Scheda tecnica
Descrizione
Che tipo di vino è
L'Amarone della Valpolicella di Casalforte è un vino rosso veneto nato da un accurato blend di Corvina, Rondinella e Corvinone. Queste uve maturano nella classica zona a nord di Verona, dove il clima e il terreno favoriscono un profilo organolettico di grande spessore. La tecnica dell’appassimento in fruttai si protrae fino a gennaio per concentrare gli zuccheri e gli estratti negli acini. Il lungo affinamento in legno garantisce a questo rosso un carattere corposo, dominato da aromi fruttati profondi e accenti dolcemente speziati.
Da dove proviene
Questo rosso intenso prende vita da vigneti a nord di Verona, una fascia collinare profondamente vocata alla viticoltura.
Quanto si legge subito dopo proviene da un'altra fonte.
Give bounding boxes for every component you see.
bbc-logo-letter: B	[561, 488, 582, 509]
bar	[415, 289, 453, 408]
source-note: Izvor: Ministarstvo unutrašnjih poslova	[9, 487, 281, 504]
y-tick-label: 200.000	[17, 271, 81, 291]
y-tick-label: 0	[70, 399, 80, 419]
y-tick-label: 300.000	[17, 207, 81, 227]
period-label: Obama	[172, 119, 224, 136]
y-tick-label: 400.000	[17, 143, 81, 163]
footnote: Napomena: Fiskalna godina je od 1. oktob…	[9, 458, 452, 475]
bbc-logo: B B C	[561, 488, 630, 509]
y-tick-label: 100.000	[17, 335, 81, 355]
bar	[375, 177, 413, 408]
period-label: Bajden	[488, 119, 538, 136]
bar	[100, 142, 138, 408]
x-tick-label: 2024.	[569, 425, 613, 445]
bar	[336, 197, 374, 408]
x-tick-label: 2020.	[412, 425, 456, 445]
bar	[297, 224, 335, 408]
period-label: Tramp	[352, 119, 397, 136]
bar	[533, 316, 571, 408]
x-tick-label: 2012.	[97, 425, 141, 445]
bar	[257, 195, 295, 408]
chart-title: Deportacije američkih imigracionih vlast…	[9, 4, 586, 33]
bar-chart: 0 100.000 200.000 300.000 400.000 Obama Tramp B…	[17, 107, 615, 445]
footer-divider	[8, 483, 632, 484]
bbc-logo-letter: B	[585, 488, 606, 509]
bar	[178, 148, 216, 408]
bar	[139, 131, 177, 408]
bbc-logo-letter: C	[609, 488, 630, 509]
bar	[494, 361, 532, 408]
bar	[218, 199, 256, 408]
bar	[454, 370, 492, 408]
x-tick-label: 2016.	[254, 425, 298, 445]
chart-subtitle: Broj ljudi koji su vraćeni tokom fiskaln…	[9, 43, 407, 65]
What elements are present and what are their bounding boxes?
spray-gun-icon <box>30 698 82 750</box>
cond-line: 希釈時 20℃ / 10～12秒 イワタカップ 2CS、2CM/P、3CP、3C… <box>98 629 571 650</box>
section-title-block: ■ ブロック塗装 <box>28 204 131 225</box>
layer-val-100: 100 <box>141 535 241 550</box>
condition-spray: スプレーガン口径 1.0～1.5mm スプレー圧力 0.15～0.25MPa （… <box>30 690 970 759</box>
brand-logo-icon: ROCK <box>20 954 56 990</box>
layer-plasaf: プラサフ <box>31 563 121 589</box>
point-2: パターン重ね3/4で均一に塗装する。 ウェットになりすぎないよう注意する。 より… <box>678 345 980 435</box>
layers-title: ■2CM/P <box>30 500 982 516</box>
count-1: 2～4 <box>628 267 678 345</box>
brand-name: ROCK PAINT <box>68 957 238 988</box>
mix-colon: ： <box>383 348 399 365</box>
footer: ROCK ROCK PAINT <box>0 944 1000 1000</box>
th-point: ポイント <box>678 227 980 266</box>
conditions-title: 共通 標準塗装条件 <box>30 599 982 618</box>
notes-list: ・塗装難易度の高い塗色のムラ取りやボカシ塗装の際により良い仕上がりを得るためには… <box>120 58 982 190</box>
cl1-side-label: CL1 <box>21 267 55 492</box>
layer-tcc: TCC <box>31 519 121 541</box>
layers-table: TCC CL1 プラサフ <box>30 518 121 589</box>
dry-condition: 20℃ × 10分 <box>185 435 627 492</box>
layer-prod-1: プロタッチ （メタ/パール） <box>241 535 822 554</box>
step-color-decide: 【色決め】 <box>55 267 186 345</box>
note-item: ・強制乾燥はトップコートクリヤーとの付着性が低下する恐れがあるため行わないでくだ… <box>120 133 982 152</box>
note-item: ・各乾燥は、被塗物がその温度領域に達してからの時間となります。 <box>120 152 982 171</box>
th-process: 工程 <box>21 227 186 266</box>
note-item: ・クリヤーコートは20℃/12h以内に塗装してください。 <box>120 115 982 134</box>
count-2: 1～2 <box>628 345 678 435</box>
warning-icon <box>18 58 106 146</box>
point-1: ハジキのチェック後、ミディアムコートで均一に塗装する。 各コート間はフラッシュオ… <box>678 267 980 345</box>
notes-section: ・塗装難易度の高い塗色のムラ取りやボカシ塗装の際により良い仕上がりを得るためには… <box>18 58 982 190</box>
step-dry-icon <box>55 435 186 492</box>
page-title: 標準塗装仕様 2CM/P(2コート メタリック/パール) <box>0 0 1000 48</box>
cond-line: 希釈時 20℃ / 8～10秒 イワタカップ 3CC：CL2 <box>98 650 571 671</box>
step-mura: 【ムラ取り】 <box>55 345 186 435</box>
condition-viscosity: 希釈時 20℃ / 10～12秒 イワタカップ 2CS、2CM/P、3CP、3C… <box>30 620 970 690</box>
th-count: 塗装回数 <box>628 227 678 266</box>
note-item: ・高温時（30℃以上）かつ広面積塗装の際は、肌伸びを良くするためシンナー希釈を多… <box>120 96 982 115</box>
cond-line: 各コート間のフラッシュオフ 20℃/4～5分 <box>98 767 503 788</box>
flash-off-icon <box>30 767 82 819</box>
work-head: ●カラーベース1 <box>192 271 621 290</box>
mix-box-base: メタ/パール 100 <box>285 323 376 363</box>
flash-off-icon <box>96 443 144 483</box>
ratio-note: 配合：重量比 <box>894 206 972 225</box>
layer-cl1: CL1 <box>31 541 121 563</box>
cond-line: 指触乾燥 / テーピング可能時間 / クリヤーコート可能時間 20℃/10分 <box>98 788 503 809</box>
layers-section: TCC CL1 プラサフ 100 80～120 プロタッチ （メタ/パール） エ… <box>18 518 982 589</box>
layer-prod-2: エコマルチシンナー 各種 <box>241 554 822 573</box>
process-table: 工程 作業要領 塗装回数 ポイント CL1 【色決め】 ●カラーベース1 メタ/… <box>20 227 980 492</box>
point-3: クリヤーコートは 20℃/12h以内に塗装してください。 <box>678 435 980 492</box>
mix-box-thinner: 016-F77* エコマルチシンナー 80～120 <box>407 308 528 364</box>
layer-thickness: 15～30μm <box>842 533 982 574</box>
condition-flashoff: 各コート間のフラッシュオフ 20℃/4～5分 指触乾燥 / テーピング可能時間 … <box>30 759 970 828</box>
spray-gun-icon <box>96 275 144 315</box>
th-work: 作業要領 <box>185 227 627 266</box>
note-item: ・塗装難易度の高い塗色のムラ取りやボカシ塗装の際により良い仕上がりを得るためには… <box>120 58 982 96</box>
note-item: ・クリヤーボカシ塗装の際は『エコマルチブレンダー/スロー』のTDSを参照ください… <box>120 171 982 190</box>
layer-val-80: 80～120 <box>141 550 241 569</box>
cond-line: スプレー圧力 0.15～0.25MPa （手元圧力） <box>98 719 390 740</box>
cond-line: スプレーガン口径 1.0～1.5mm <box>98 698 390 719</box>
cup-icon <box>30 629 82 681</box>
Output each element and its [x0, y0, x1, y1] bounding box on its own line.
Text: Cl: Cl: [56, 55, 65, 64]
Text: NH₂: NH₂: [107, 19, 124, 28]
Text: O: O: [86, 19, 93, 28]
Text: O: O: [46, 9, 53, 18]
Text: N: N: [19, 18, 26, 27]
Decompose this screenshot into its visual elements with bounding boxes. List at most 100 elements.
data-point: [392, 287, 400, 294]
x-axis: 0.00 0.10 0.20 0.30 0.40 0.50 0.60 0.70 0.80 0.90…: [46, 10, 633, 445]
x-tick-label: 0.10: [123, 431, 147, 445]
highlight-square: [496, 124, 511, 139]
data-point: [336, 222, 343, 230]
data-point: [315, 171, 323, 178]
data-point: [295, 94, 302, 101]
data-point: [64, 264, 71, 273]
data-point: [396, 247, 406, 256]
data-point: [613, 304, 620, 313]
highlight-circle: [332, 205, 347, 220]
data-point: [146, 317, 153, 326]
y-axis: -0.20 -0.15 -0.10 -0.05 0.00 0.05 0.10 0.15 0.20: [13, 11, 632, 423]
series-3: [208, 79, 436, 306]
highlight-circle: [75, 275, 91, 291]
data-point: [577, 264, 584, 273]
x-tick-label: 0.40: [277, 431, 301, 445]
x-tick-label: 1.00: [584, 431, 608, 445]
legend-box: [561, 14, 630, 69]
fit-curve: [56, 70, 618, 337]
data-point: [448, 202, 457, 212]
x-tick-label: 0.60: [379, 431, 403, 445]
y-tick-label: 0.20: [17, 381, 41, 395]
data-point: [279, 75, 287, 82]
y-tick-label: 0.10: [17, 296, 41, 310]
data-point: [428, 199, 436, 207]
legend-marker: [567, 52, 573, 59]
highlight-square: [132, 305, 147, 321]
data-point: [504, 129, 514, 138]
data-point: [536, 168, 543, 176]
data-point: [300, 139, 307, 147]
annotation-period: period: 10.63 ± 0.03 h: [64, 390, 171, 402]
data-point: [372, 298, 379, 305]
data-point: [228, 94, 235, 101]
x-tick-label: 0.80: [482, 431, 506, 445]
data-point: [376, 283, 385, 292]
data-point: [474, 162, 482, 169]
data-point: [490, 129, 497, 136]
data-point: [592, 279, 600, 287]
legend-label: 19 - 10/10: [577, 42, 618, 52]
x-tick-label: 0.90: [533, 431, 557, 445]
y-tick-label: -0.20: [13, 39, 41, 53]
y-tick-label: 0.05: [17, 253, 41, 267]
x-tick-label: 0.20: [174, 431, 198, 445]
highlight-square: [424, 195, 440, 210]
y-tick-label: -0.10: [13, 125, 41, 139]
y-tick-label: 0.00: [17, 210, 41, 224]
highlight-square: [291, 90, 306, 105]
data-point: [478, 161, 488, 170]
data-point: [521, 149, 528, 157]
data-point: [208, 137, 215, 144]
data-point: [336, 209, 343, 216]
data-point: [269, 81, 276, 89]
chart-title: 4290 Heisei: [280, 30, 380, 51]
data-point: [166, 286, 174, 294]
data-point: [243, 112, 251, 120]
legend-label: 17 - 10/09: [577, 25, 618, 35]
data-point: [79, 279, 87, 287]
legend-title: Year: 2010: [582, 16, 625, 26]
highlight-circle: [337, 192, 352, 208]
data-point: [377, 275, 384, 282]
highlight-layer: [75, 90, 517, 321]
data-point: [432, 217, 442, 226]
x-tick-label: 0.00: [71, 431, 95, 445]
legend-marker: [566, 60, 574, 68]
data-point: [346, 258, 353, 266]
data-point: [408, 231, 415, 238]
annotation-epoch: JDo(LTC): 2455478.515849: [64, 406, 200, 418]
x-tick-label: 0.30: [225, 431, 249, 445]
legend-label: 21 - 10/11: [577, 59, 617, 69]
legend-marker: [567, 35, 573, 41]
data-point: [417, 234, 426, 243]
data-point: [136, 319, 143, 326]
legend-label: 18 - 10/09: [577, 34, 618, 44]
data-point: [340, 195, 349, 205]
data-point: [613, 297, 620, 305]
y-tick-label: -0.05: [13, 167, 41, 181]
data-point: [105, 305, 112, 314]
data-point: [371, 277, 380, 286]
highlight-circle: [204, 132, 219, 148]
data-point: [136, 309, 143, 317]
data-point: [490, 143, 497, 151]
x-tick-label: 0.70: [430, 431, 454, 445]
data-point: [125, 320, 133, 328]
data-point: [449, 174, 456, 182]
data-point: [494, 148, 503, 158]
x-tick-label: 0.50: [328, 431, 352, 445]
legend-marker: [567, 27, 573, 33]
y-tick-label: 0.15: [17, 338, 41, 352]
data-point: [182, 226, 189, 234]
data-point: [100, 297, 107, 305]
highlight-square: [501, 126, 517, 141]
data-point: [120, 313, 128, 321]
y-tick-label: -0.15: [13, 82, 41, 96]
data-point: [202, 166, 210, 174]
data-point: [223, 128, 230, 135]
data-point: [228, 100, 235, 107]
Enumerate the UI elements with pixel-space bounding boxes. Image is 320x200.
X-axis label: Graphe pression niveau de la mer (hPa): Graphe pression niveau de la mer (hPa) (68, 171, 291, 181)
La zona di produzione dell’Amarone della Valpolicella identifica un territorio con precise peculiarità climatiche e geologiche, ideali per le varietà a bacca scura locali. La scelta di uve autoctone come Corvina, Rondinella e Corvinone consolida una connessione autentica con l’ambiente circostante. L’origine geografica controllata assicura un’espressione fedele del territorio, ideale per vini destinati a un lungo invecchiamento.
Come viene prodotto
La vinificazione inizia con la raccolta mirata del blend, a cui segue il riposo dei grappoli nei fruttai fino al mese di gennaio. Questa fase di disidratazione riduce la percentuale di acqua e arricchisce la concentrazione degli estratti. Segue una fermentazione volutamente lenta, affiancata da un misurato periodo di macerazione sulle bucce utile per assimilare colore e tannini. L’intero ciclo culmina in un meticoloso affinamento in botti di rovere che dura per almeno ventiquattro mesi e definisce in modo netto il volume e l’intensità del calice.
Note di degustazione
Nel bicchiere si manifesta con un colore rosso granato profondo, indice di una lunga e curata estrazione. L’analisi olfattiva rivela richiami netti di confettura di ciliegia uniti a echi di cannella, sostenuti dalle piacevoli note di vaniglia e caffè acquisite nel legno. Al palato risulta morbido e strutturato, capace di foderare la bocca con un sorso rotondo e pieno. L’equilibrio tra la notevole densità gustativa e la progressione vellutata assicura una lunga persistenza.
Con cosa si abbina
L’impronta robusta e le trame complesse di questa etichetta richiedono pietanze altrettanto saporite e intense. Si sposa egregiamente con primi piatti conditi da sughi elaborati al tartufo, dove l’aromaticità del fungo viene bilanciata dal profilo speziato del calice. Risulta un accompagnamento ideale anche per i classici brasati e per ricchi tagli di carni grigliate. Infine, esalta il momento del fine pasto se accostato a una variegata selezione di formaggi stagionati, in quanto bilancia la sapidità del cibo con la sua intrinseca morbidezza.
Quando servirlo
Questo rosso veneto è indicato per le occasioni conviviali importanti, dove una tavola ricca richiede una bevuta altrettanto presente e densa. Il rigoroso processo tecnico, dall’asciugatura fino al riposo nel rovere, garantisce una tenuta nel tempo e una notevole evoluzione nel bicchiere. Risulta perfetto da proporre durante cene con menu elaborati, in prevalenza a base di carne rossa. Per apprezzarne al meglio le sfaccettature speziate e la grande componente materica, è consigliabile preparare un servizio attento alla sua complessità aromatica.